Belajar lagi, lagi dan lagi. Apalagi di surat itu tertulis, soal ujian dalam bentuk essay, bukan multiple choice.
Tiba saat keberangkatan ke Jakarta lagi. Sedikit khawatir, karena pastilah persaingan ujian akan ketat sekali, mengingat nilai rapor yang terkirim hanyalah nilai pas pas an.
Berangkat bersama bulik, karena ibu tidak dapat bolos terus menerus, dan kebetulan juga bulik ada urusan di Jakarta.

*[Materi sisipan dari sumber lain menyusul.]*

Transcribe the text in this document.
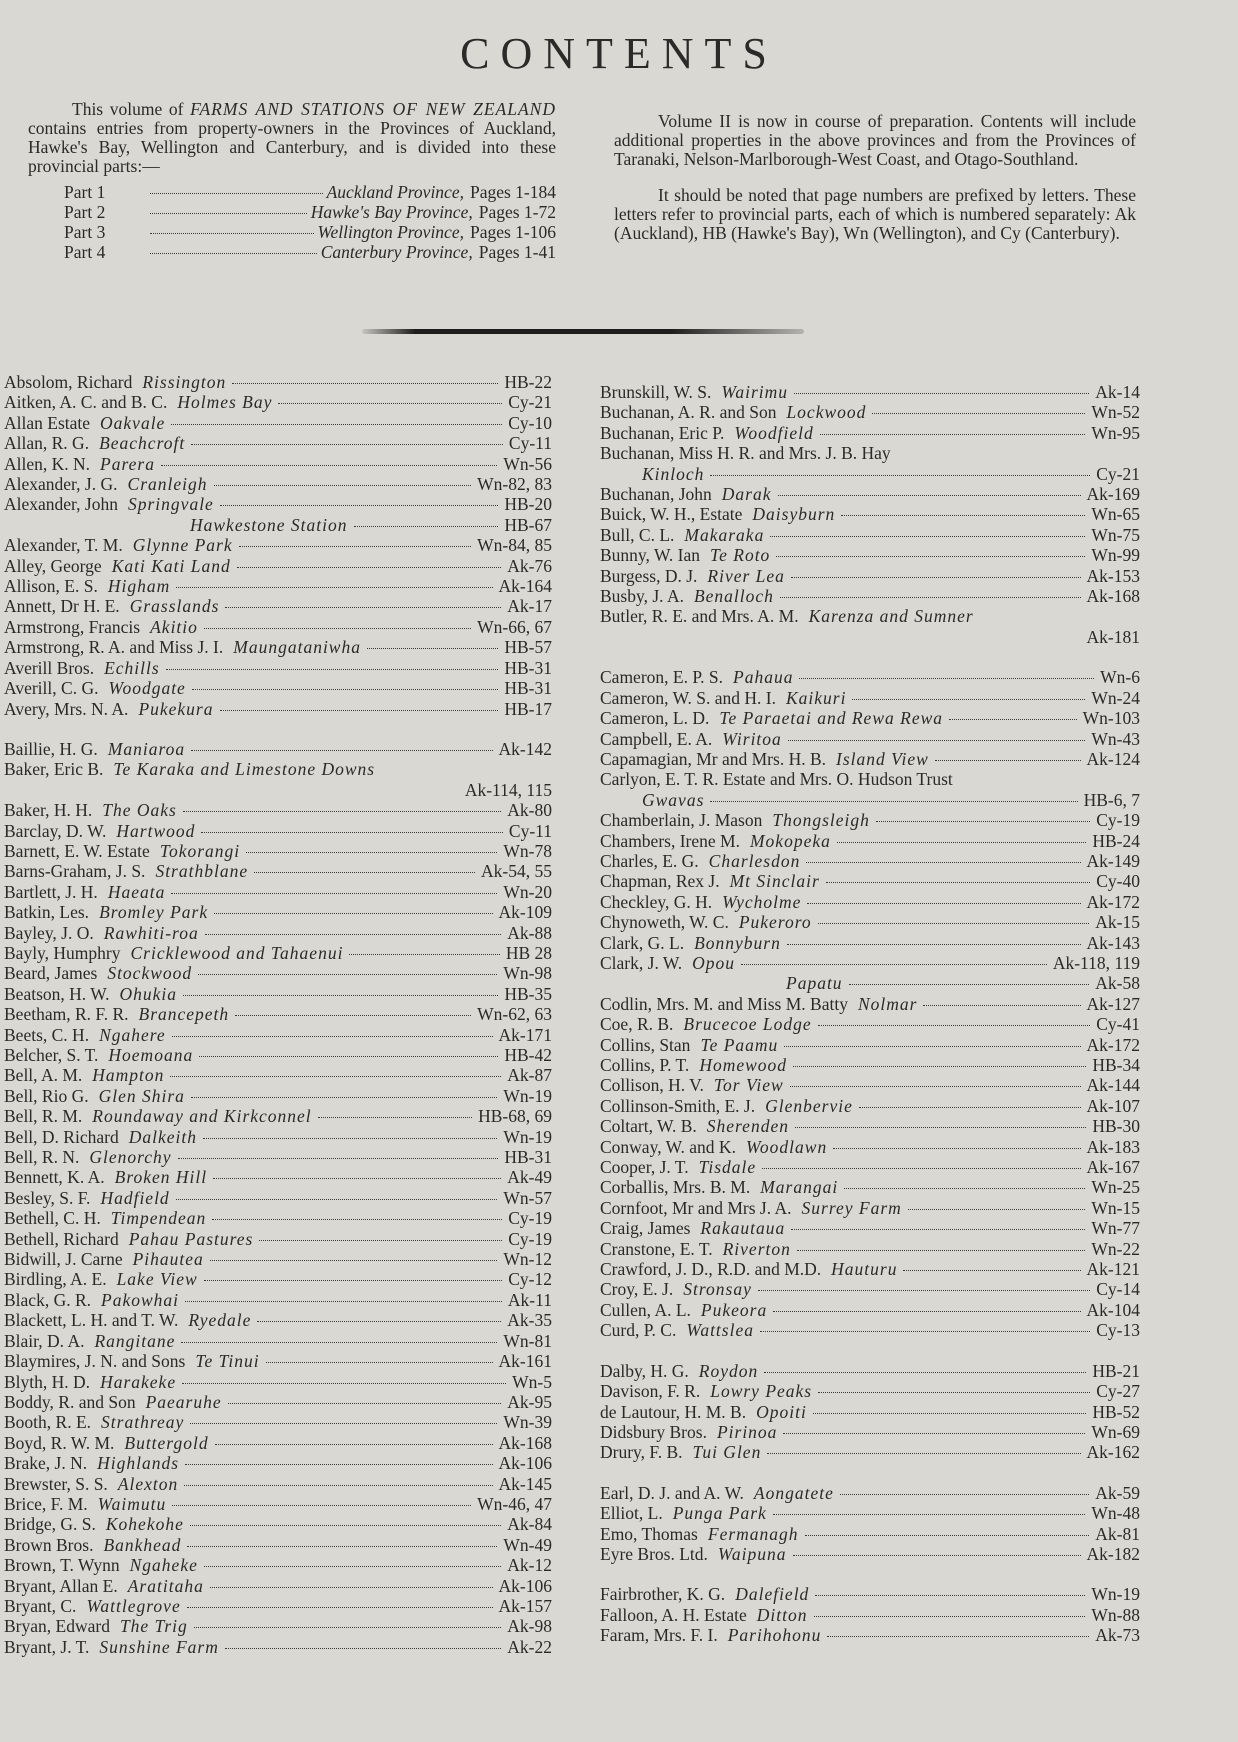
CONTENTS

This volume of FARMS AND STATIONS OF NEW ZEALAND contains entries from property-owners in the Provinces of Auckland, Hawke's Bay, Wellington and Canterbury, and is divided into these provincial parts:—

Part 1	Auckland Province, Pages 1-184
Part 2	Hawke's Bay Province, Pages 1-72
Part 3	Wellington Province, Pages 1-106
Part 4	Canterbury Province, Pages 1-41

Volume II is now in course of preparation. Contents will include additional properties in the above provinces and from the Provinces of Taranaki, Nelson-Marlborough-West Coast, and Otago-Southland.

It should be noted that page numbers are prefixed by letters. These letters refer to provincial parts, each of which is numbered separately: Ak (Auckland), HB (Hawke's Bay), Wn (Wellington), and Cy (Canterbury).

Absolom, Richard Rissington	HB-22
Aitken, A. C. and B. C. Holmes Bay	Cy-21
Allan Estate Oakvale	Cy-10
Allan, R. G. Beachcroft	Cy-11
Allen, K. N. Parera	Wn-56
Alexander, J. G. Cranleigh	Wn-82, 83
Alexander, John Springvale	HB-20
Hawkestone Station	HB-67
Alexander, T. M. Glynne Park	Wn-84, 85
Alley, George Kati Kati Land	Ak-76
Allison, E. S. Higham	Ak-164
Annett, Dr H. E. Grasslands	Ak-17
Armstrong, Francis Akitio	Wn-66, 67
Armstrong, R. A. and Miss J. I. Maungataniwha	HB-57
Averill Bros. Echills	HB-31
Averill, C. G. Woodgate	HB-31
Avery, Mrs. N. A. Pukekura	HB-17
Baillie, H. G. Maniaroa	Ak-142
Baker, Eric B. Te Karaka and Limestone Downs
Ak-114, 115
Baker, H. H. The Oaks	Ak-80
Barclay, D. W. Hartwood	Cy-11
Barnett, E. W. Estate Tokorangi	Wn-78
Barns-Graham, J. S. Strathblane	Ak-54, 55
Bartlett, J. H. Haeata	Wn-20
Batkin, Les. Bromley Park	Ak-109
Bayley, J. O. Rawhiti-roa	Ak-88
Bayly, Humphry Cricklewood and Tahaenui	HB 28
Beard, James Stockwood	Wn-98
Beatson, H. W. Ohukia	HB-35
Beetham, R. F. R. Brancepeth	Wn-62, 63
Beets, C. H. Ngahere	Ak-171
Belcher, S. T. Hoemoana	HB-42
Bell, A. M. Hampton	Ak-87
Bell, Rio G. Glen Shira	Wn-19
Bell, R. M. Roundaway and Kirkconnel	HB-68, 69
Bell, D. Richard Dalkeith	Wn-19
Bell, R. N. Glenorchy	HB-31
Bennett, K. A. Broken Hill	Ak-49
Besley, S. F. Hadfield	Wn-57
Bethell, C. H. Timpendean	Cy-19
Bethell, Richard Pahau Pastures	Cy-19
Bidwill, J. Carne Pihautea	Wn-12
Birdling, A. E. Lake View	Cy-12
Black, G. R. Pakowhai	Ak-11
Blackett, L. H. and T. W. Ryedale	Ak-35
Blair, D. A. Rangitane	Wn-81
Blaymires, J. N. and Sons Te Tinui	Ak-161
Blyth, H. D. Harakeke	Wn-5
Boddy, R. and Son Paearuhe	Ak-95
Booth, R. E. Strathreay	Wn-39
Boyd, R. W. M. Buttergold	Ak-168
Brake, J. N. Highlands	Ak-106
Brewster, S. S. Alexton	Ak-145
Brice, F. M. Waimutu	Wn-46, 47
Bridge, G. S. Kohekohe	Ak-84
Brown Bros. Bankhead	Wn-49
Brown, T. Wynn Ngaheke	Ak-12
Bryant, Allan E. Aratitaha	Ak-106
Bryant, C. Wattlegrove	Ak-157
Bryan, Edward The Trig	Ak-98
Bryant, J. T. Sunshine Farm	Ak-22
Brunskill, W. S. Wairimu	Ak-14
Buchanan, A. R. and Son Lockwood	Wn-52
Buchanan, Eric P. Woodfield	Wn-95
Buchanan, Miss H. R. and Mrs. J. B. Hay
Kinloch	Cy-21
Buchanan, John Darak	Ak-169
Buick, W. H., Estate Daisyburn	Wn-65
Bull, C. L. Makaraka	Wn-75
Bunny, W. Ian Te Roto	Wn-99
Burgess, D. J. River Lea	Ak-153
Busby, J. A. Benalloch	Ak-168
Butler, R. E. and Mrs. A. M. Karenza and Sumner
Ak-181
Cameron, E. P. S. Pahaua	Wn-6
Cameron, W. S. and H. I. Kaikuri	Wn-24
Cameron, L. D. Te Paraetai and Rewa Rewa	Wn-103
Campbell, E. A. Wiritoa	Wn-43
Capamagian, Mr and Mrs. H. B. Island View	Ak-124
Carlyon, E. T. R. Estate and Mrs. O. Hudson Trust
Gwavas	HB-6, 7
Chamberlain, J. Mason Thongsleigh	Cy-19
Chambers, Irene M. Mokopeka	HB-24
Charles, E. G. Charlesdon	Ak-149
Chapman, Rex J. Mt Sinclair	Cy-40
Checkley, G. H. Wycholme	Ak-172
Chynoweth, W. C. Pukeroro	Ak-15
Clark, G. L. Bonnyburn	Ak-143
Clark, J. W. Opou	Ak-118, 119
Papatu	Ak-58
Codlin, Mrs. M. and Miss M. Batty Nolmar	Ak-127
Coe, R. B. Brucecoe Lodge	Cy-41
Collins, Stan Te Paamu	Ak-172
Collins, P. T. Homewood	HB-34
Collison, H. V. Tor View	Ak-144
Collinson-Smith, E. J. Glenbervie	Ak-107
Coltart, W. B. Sherenden	HB-30
Conway, W. and K. Woodlawn	Ak-183
Cooper, J. T. Tisdale	Ak-167
Corballis, Mrs. B. M. Marangai	Wn-25
Cornfoot, Mr and Mrs J. A. Surrey Farm	Wn-15
Craig, James Rakautaua	Wn-77
Cranstone, E. T. Riverton	Wn-22
Crawford, J. D., R.D. and M.D. Hauturu	Ak-121
Croy, E. J. Stronsay	Cy-14
Cullen, A. L. Pukeora	Ak-104
Curd, P. C. Wattslea	Cy-13
Dalby, H. G. Roydon	HB-21
Davison, F. R. Lowry Peaks	Cy-27
de Lautour, H. M. B. Opoiti	HB-52
Didsbury Bros. Pirinoa	Wn-69
Drury, F. B. Tui Glen	Ak-162
Earl, D. J. and A. W. Aongatete	Ak-59
Elliot, L. Punga Park	Wn-48
Emo, Thomas Fermanagh	Ak-81
Eyre Bros. Ltd. Waipuna	Ak-182
Fairbrother, K. G. Dalefield	Wn-19
Falloon, A. H. Estate Ditton	Wn-88
Faram, Mrs. F. I. Parihohonu	Ak-73
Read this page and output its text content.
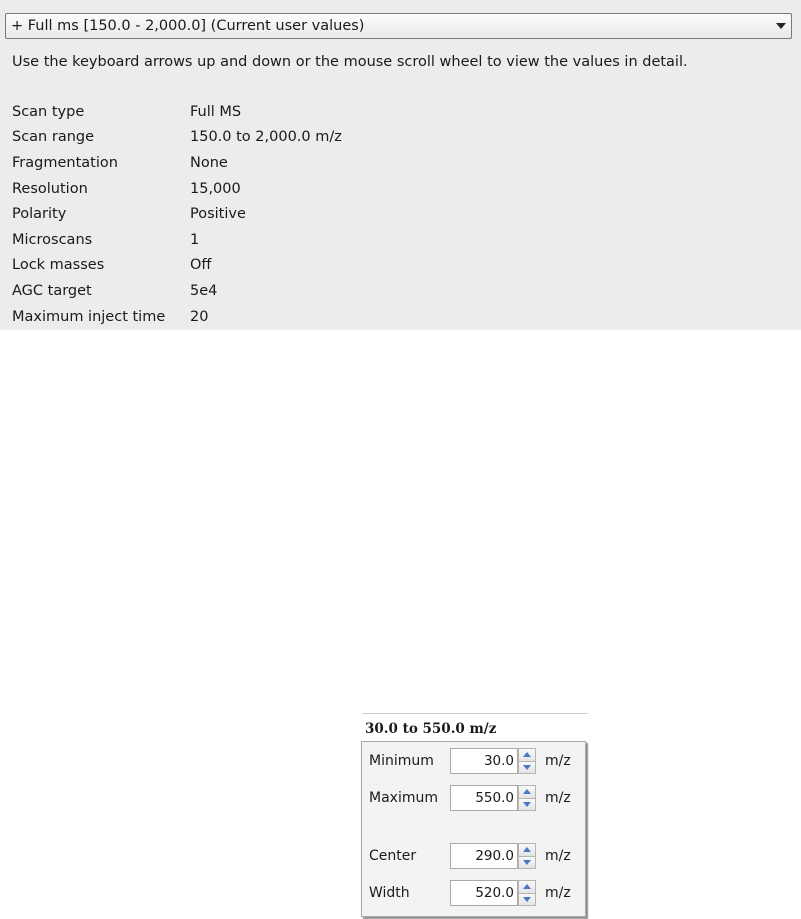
+ Full ms [150.0 - 2,000.0] (Current user values)
Use the keyboard arrows up and down or the mouse scroll wheel to view the values in detail.
Scan type	Full MS
Scan range	150.0 to 2,000.0 m/z
Fragmentation	None
Resolution	15,000
Polarity	Positive
Microscans	1
Lock masses	Off
AGC target	5e4
Maximum inject time	20
30.0 to 550.0 m/z
Minimum	30.0 m/z
Maximum	550.0 m/z
Center	290.0 m/z
Width	520.0 m/z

Dengan kereta bisnis seperti biasa aku ke Jakarta.
Dan... terpana aku melihat si mata elang, di peron Stasiun Tawang. Sendirian, tanpa teman.
Aku lihat dia juga memandangku.
Ingin aku menghampiri dan menyapanya. Namun, apa daya? kenal saja tidak.
Bagaimanapun, kontak yang terjadi hanyalah kontak mata, itupun sesaat. Namun, tiba tiba aku sadar, bisa jadi dia juga ikut tes yang sama.
Perasaan tersebut membuat aku nyaman. Ada rasa kebersamaan walaupun itu hanya datang dari sisiku.
Ujian tersebut dilakukan selama dua hari berturut-turut di tempat yang sama dengan ujian masuk STAN sebelumnya. Bedanya? peserta saat ini tidak sebanyak peserta ujian masuk STAN yang lalu.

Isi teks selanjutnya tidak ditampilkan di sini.